Ann Clin Biochem. 2026 May 12:45632261454284. doi: 10.1177/00045632261454284. Online ahead of print.
ABSTRACT
BACKGROUND: Chronic kidney disease (CKD) prevalence and prognosis are currently based exclusively on glomerular functions, but the kidney tubule possesses numerous additional functions with pathophysiological and prognostic value. Tubular secretion is also critical for toxin and drug elimination but has not been well described in healthy individuals and corresponding reference ranges have not been established.
MATERIAL AND METHODS: Among participants from the Norwegian population-based HUNT3 study we identified a healthy subset by excluding those reporting poor general health, or smoking, diabetes, cardiovascular disease, treated hypertension, severe, and CKD (eGFR <60 ml/min/1,73m2). We measured 12 well-characterized markers of tubular secretion in blood and urine using liquid chromatography mass spectrometry (LC-MS). Tubular secretory function was reported for each marker as urine/plasma-ratio (UPR, with and without indexing to urine creatinine and osmolality), clearance, and fractional excretion.

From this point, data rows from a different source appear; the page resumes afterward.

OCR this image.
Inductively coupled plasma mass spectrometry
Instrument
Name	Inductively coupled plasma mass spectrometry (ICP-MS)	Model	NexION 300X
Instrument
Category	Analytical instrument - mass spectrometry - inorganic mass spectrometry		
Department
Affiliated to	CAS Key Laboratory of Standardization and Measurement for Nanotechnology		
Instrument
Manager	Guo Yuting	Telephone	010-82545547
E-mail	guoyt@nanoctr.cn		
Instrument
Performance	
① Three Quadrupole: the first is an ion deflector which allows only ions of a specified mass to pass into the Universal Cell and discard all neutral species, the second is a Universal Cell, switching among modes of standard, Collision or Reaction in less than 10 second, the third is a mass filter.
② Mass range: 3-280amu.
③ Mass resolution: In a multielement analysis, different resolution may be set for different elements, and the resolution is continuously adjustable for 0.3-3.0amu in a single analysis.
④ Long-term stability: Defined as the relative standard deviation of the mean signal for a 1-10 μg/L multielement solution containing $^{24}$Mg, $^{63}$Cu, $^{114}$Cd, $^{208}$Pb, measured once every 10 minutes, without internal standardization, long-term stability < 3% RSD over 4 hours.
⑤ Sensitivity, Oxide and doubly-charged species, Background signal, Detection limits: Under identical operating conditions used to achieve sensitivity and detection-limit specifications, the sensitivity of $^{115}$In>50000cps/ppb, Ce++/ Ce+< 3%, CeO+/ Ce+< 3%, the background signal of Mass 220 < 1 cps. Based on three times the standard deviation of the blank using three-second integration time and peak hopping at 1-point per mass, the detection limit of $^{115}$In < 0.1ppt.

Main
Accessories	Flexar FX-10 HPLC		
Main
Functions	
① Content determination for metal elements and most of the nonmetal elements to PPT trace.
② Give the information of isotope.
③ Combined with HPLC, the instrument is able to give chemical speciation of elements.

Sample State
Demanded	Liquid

RESULTS: We included 636 healthy participants (295 men) with mean age 47 years (SD 14). Less than 3.2% of participants in age and sex subgroups fell outside the upper and lower limits of a common reference interval, so partitioning for age and sex was not necessary. Median urine/plasma ratio indexed for creatinine (UPRcreat) ranged from 3 to 87, and plasma clearance ranged from 35 to 976 ml/minute. Phenyl-acetic, isovalerylglycine, 2-methyl-succinate, and hippurate demonstrated the highest UPRcreat values (87, 75, 72, and 61, respectively). Reference intervals based on 2.5th and 97.5th percentiles were similar across age and sex.
CONCLUSION: This study quantifies reference ranges of endogenous tubular secretory solutes among a population of community dwelling healthy adults.